The Vale and
The Path to Shinty-Ball?
A Quick Analysis
Gradually the path that Vale of Leven F.C., "The Vale", took to its special brand of football that in the late 1870s swept all before it is becoming clearer, including more light cast on the role shinty played in it. The Orr Ewing brothers, Alexander and John, had founded their calico printing- work on the banks of the upper River Leven in 1830s and employed local and often near- Highland labour, with as their sports of choice cricket in the summer and shinty in the winter. The first recorded shinty match between the two works was in 1852. In 1870 2000 on-lookers are said to have come to that year's encounter.
But in 1872 it had not one but now two rivals. By August that year the Vale of Leven Rugby and Athletic Club had been founded. It looks as if the oval-ball game was about to infiltrate. But, whether before or after the formation of VLRAC, Queen's Park Football Club visited Alexandria to demonstrate to the shinty-men its round-ball game and would do so, it is said, again later in the year, at which point, perhaps even without a rugby match having taken place, VLRAC became VLFAC. The Vale of Leven Football and Athletic Club was born and within five years would become the best football club in Scotland certainly and in the World by results by, as Scottish Cup holders for a now second, consecutive time, in 1878 easily defeating away the best England could offer, its FA Cup winners, The Wanderers. Indeed it all might have happened earlier had not the first football rammie not taken place over one of its star-players, John Ferguson, and whether he, as a runner who had taken prize-money at athletics meets, was a professional or not. It meant The Vale had withdrawn from the first two playings of the Scottish Cup, not able to begin to show what it could do until 1875-6, when it at first time of asking reached the semi-final - to lose by the odd goal in three and away at the first Hampden Park to the home club and its former tutor, Queen's Park.

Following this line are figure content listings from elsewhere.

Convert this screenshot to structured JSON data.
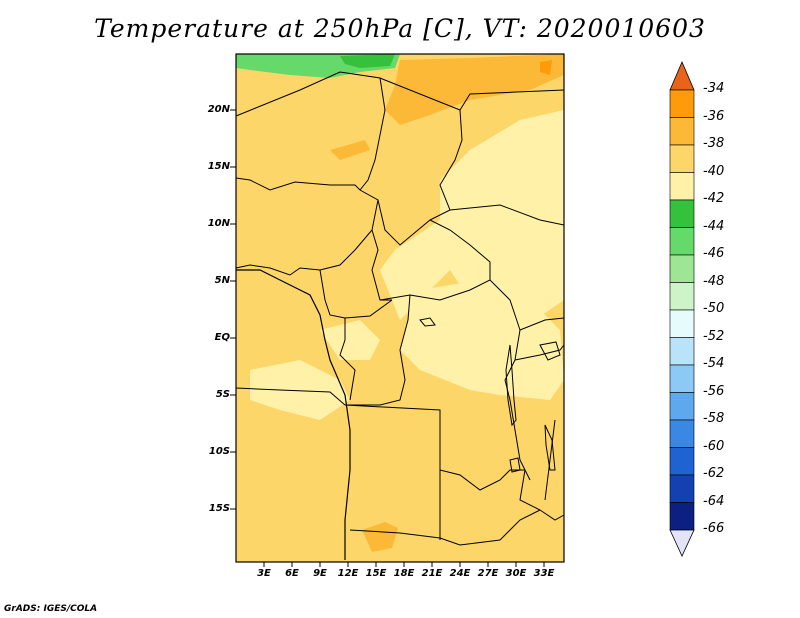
{
  "title": "Temperature at 250hPa [C], VT: 2020010603",
  "credit": "GrADS: IGES/COLA",
  "lat_labels": [
    "20N",
    "15N",
    "10N",
    "5N",
    "EQ",
    "5S",
    "10S",
    "15S"
  ],
  "lon_labels": [
    "3E",
    "6E",
    "9E",
    "12E",
    "15E",
    "18E",
    "21E",
    "24E",
    "27E",
    "30E",
    "33E"
  ],
  "colorbar": {
    "labels": [
      "-34",
      "-36",
      "-38",
      "-40",
      "-42",
      "-44",
      "-46",
      "-48",
      "-50",
      "-52",
      "-54",
      "-56",
      "-58",
      "-60",
      "-62",
      "-64",
      "-66"
    ],
    "colors": [
      "#ff5a14",
      "#ff9a0a",
      "#fbb937",
      "#fdd66a",
      "#fff2a8",
      "#35c13b",
      "#66d96b",
      "#9ee695",
      "#cdf4c8",
      "#e6fbfc",
      "#b9e3f9",
      "#8dc9f5",
      "#5ea9ee",
      "#3a88e4",
      "#1f63d2",
      "#1441b0",
      "#0b2080"
    ],
    "top_color": "#e8641a",
    "bottom_color": "#e4e4f8"
  },
  "map": {
    "lon_range": [
      0,
      35
    ],
    "lat_range": [
      -20,
      24.5
    ],
    "base_color": "#fdd66a"
  }
}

But several of its team were and remained noted shinty-players. John McGregor was one. David Lindsay another, Sandy McLintock, a third and it is impossible to believe that there had not been and and continued to be cross-over. In fact, when in 1879-80 The Vale was knocked out of the Scottish Cup in the first-round away by neighbours, Dumbarton, by the odd goal in seven, an own-goal, it promptly returned to the Highland game and won the 1880 Glasgow Camanachd Cup instead. Moreover, it is said that when the Leven players were invited in 1872 to take the field against Queen's Park they had done so in shinty-formation with, at that moment, the Glasgow club unknowingly having a first glimpse but also perhaps first idea of its own future. It would in the first international in late 1872 introduce defence, using a formation, which might also have originated in shinty. By 1880 it too would all over the park be playing the Vale-way, what might in short-hand be described positionally and in terms of movement as the "Shinty-ball" way, as was by then much of the rest of Scottish football, the national side and teams elsewhere in Britain and even abroad, for example Canada, as there shinty's more obviously direct spin-off, ice-hockey, was also taking root.